I am doing a purge on all of my computers and accounts trying to lock down all of my accounts. I in college for programming and thought getting into the habit of making sure everything I do is at least some what secure. I in the process of switching to Linux as well and thought it would be a good time to clean up all my accounts and passwords.
What suggestion do you have to do this.
I am thinking of using keepass but have no idea how I can sync the database across different devices securely. I was thinking about using google drive/dropbox and using triggers to save a local copy and a copy in google drives/drobox, but that seems pretty non secure. The other idea I had is also pretty non secure, but sound like a good project and that is to take one of my old laptop/desktops and turn it in to a NAS (not sure how possible that really is pretty low spec computers).
Is there away to reset my google accounts back to the day i made them(i know google still has the data, but I just want to start fresh with settings).
What is a good way to consolidate all of my email addresses, I have a lot of emails i do not use, but i keep up with though all different places is there a way i can drop them all and just forward important emails, say password resets for old accounts associated with the emails?
What is a good email service other than google. I like google over all I am not extremely caring about what data google collects (as long as it's not my desktop a desktop is sacred place in my current option the google data is subject to change tho).
I am also working on the transition to open-source software where ever I can that doesn't inhibit my workflow. Meaning I really like GIMP, but I used Photoshop for years just now getting back into it really missed it, so sadly Photoshop is staying. I thinking of switching to Firefox, I used it years ago, but last time i used it, it felt terrible, it crashed on repeat and quit responding every couple of minutes. I think it has to do with where when one tab dies in Firefox the entire browser does, but i could be wrong.
Any other suggestions for security? I know no one or no thing is completely secure, but making it hard is at least is a deterrent.
You could use any method to sync. There's a few others like syncthing, or similar. You could setup a nextcloud server if you wanted to host everything yourself. (but with that comes more management).
Consider your requirements. What are you protecting from, changes are dropbox or google drive is probably fine for syncing your keepass file.
keepass is decent, pass as well if you want something more minimal.
Stop using them?
For your google account just go through the sercurity stuff and check its they way you want.
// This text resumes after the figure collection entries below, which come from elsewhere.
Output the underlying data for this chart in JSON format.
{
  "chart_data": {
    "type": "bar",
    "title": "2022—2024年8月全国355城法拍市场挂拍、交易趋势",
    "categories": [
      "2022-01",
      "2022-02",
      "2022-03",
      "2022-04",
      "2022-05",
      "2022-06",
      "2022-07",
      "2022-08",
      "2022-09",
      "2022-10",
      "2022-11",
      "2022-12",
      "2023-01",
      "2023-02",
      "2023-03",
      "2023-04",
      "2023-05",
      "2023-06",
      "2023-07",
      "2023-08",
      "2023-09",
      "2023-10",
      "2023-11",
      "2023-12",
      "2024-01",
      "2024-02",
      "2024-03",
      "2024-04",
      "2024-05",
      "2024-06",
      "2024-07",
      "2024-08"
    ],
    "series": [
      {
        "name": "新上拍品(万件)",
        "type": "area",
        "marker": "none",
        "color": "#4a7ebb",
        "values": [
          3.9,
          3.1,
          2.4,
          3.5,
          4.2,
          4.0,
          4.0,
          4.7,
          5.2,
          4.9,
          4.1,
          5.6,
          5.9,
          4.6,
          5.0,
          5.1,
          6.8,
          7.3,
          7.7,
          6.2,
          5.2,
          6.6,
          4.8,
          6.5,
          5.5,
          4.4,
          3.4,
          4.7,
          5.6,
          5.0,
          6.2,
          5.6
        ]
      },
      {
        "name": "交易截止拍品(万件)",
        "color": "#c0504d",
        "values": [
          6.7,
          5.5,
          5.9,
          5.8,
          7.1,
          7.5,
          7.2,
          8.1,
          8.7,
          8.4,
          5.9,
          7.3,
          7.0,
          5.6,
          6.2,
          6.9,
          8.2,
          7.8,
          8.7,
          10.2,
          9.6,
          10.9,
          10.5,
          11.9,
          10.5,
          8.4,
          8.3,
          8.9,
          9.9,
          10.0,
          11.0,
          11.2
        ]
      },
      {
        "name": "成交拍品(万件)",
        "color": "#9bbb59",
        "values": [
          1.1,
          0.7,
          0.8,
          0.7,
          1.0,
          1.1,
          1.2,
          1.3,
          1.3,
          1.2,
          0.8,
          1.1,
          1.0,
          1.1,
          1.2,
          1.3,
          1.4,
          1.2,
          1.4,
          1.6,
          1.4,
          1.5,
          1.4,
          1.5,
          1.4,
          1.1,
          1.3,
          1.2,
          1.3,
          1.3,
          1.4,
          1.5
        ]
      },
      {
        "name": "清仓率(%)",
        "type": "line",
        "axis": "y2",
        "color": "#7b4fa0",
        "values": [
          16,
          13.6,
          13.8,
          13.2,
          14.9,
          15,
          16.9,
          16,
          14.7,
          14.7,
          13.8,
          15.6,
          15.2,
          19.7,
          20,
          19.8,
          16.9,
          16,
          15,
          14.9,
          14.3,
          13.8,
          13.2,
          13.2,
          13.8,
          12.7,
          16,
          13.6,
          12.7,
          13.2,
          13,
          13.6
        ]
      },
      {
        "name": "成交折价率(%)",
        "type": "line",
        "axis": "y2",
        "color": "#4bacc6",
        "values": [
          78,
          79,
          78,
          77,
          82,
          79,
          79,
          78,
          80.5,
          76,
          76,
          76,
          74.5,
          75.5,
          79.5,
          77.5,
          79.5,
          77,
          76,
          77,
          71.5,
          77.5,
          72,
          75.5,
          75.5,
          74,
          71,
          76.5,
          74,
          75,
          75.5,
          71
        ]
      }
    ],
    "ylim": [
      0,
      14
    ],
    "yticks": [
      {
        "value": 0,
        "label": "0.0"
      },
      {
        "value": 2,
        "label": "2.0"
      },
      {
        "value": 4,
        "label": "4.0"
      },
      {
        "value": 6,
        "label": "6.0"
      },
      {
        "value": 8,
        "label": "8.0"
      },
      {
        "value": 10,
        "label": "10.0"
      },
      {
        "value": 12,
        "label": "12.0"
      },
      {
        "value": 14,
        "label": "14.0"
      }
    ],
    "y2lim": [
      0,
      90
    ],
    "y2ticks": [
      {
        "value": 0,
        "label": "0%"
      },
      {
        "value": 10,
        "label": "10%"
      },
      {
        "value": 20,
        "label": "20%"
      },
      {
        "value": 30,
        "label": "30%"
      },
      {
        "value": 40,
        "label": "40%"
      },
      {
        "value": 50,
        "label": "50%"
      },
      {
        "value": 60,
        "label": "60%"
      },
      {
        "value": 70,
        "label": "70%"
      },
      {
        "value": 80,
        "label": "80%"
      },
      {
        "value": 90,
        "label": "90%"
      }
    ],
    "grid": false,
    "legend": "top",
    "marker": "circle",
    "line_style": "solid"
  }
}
Also get 2FA, get a yubikey or something similar if you want it, or use a TOTP application on your phone. Or both.
I use mailbox.org. I essentially have unlimited addressess that i filter when they come in. Theres a few other good ones as well.
Get over it and ditch photoshop what are you missing? Use a combination of GIMP and Krita
New firefox versions split tabs, its never been unstable for me for years.
May do this, will have to look into it and learn about it. First time I have heard of it.
May just use this seems like it will be easy to set up and should be good enough.
Will look into pass.
That dose fix the problem i guess.
I already have this in place for most of my accounts.
will look into mailbox.org
Not missing anything like tools or function(that i know of). I am just staring to really learn it again (had classes 5 or 6 years ago remember almost nothing) it seem like there are a shit ton of Photoshop tutorials and not meany high quality GIMP or Krira.
Last time i used it was like 2011ish so I will look back into it. Does it have a way to sync things accosted computer like tabs or bookmarks?
I use keepassX synced over dropbox. There's an iphone app that can open the password files, and you can use dropbox to get them onto the phone, which is really important if you need to sign into university computers etc. I also use 2FA whenever I can. I don't use the password manager for my desktop login, however, since remembering a 16-character random string is a bit of a push. My method for human-memorable passwords is to take 2 or 3 uncommon words, and insert special characters and random caps into the middle of the words. My research tells me this defeats dictionary attacks.
Yeah that is really only problem i have had with using keepass(have used it just haven't got sync working wasn't to clear about that) is after having a really long password is using it in other places. I had to explain to the testing center person at my college that i wasn't trying to use my phone to cheat, but to login.
It was Linux version of Keepass, though now is on everything from memory. I use it in my Linux boot and share the same database with Keepass on the windows boot.
I use Syncthing for sharing my stuff between my own devices, including my Keepass database.
Syncthing has phone apps, I would set it to only run when active, as have heard stories of data getting consumed on mobile plan otherwise. I don't bother, I just try and set up logins when ta home near one of my other devices. Doesn't always work, but meh.
Yeah I remember agonizing between Keepass and KPX. They use the same file format (kdbx), and I bet there's a bunch of borrowed code in X. They're probably interchangeable, but I never tried vanilla KP.
Funny story: by second semester, I had had to sign in with my random-char password so many times that I ended up memorizing it. I was rocking probably the best password on campus until IT made everyone change their passwords. In retrospect, it wasn't worth it.